Onun zalim derdi cihanı dağlar.
Gelme vekil bu sandıkta seni avlarlar;
Meclis, makam, koltuklardan ayrı koyarlar.
Var mı benim gibi yüreği yara?
Seçimde derdime (aney), bulmadım çara!
Yerimi kaybettim, birinci sıra.
Sorma kardaş, bu seçimde beni soydular;
Meclis, makam, koltuklardan ayrı koydular.
Urfa dağlarında gezer bir vekil,
Kaybetmiş koltuğu (aney), ağlıyor sefil…
Garibin işine gel de ol kefil.
Gelme vekil bu sandıkta seni avlarlar;
Meclis, makam, koltuklardan ayrı koyarlar.
Kaç sene seçmene hep hulus çaktım;
Genel merkeze de ümitle baktım.
Bu dönem seçilsem bırakacaktım.
Sorma kardaş, bu seçimde beni soydular;
Meclis, makam, koltuklardan ayrı koydular.
Delegeye neler neler dağıttın;
Varını yoğunu ortaya attın.
Ah merkez! Vekili ucuza sattın…
Gelme vekil bu sandıkta seni avlarlar;
Meclis, makam, koltuklardan ayrı koyarlar.

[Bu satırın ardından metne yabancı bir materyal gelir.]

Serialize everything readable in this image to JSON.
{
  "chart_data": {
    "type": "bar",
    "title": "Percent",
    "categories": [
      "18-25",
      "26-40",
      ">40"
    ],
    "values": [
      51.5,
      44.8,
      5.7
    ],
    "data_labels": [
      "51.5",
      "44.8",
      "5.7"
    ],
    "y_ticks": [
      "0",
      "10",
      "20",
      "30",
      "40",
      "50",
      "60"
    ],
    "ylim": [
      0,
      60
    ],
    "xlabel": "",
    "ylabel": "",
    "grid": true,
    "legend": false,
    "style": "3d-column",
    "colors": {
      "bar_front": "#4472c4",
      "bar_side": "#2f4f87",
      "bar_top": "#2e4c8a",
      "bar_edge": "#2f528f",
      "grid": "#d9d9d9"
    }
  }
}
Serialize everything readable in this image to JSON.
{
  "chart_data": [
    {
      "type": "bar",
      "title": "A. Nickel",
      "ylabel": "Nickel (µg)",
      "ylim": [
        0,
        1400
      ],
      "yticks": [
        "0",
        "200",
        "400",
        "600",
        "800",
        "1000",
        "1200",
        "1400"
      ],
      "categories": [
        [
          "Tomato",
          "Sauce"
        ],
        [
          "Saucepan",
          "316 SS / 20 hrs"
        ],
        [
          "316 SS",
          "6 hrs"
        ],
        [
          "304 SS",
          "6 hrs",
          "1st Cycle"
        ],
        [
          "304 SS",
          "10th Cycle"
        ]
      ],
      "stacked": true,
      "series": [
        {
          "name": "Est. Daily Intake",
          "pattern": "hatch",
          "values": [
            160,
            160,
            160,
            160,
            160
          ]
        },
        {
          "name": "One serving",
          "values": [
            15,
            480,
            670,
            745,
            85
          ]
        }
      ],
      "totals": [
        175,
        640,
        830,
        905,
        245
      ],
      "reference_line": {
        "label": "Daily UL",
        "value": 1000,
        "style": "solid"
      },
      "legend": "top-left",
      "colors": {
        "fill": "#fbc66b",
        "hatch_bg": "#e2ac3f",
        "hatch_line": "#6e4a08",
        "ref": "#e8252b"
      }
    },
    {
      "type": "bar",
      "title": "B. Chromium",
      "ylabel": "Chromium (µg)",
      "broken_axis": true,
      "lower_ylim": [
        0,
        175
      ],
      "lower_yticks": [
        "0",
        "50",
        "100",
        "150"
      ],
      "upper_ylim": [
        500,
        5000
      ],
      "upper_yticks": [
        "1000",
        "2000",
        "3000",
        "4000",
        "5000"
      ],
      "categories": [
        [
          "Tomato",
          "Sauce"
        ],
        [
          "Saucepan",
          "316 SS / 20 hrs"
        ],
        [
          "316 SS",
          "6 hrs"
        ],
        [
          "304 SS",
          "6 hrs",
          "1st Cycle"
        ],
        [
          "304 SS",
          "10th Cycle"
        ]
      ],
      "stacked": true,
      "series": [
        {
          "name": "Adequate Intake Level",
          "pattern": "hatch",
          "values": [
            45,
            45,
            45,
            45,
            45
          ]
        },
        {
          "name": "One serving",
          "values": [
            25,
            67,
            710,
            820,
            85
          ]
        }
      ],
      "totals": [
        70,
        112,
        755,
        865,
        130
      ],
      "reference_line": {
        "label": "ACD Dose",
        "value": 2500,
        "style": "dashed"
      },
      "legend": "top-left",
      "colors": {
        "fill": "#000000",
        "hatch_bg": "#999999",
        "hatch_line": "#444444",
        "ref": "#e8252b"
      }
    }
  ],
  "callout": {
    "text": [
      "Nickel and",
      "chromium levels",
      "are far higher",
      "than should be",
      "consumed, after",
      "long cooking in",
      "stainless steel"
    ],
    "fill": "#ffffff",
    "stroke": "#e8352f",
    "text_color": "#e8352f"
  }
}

Ölümden beterdir bu hicran bana;
Helal etmem Başkan, hakkımı sana.
Anlattım derdimi yakıla – yana…
Sorma kardaş, bu seçimde beni soydular;
Meclis, makam, koltuklardan ayrı koydular.
Meclisteyken gerçi ipe un serdi;
Dert halkın olsaydı, “Boşverin!” derdi.
Bu kere vekilin mühimdir derdi.
Gelme vekil bu sandıkta seni avlarlar;
Meclis, makam, koltuklardan ayrı koyarlar.
Kapalıymış, şimdi açıldı gözüm.
Gerçi kesin değil benim her sözüm;
“Seçin! Feda olsun sizlere özüm…”
Sorma kardaş, bu seçimde beni soydular;
Meclis, makam, koltuklardan ayrı koydular.
* “Urfa\'nın Etrafı Dumanlı Dağlar” makamında söylenecektir.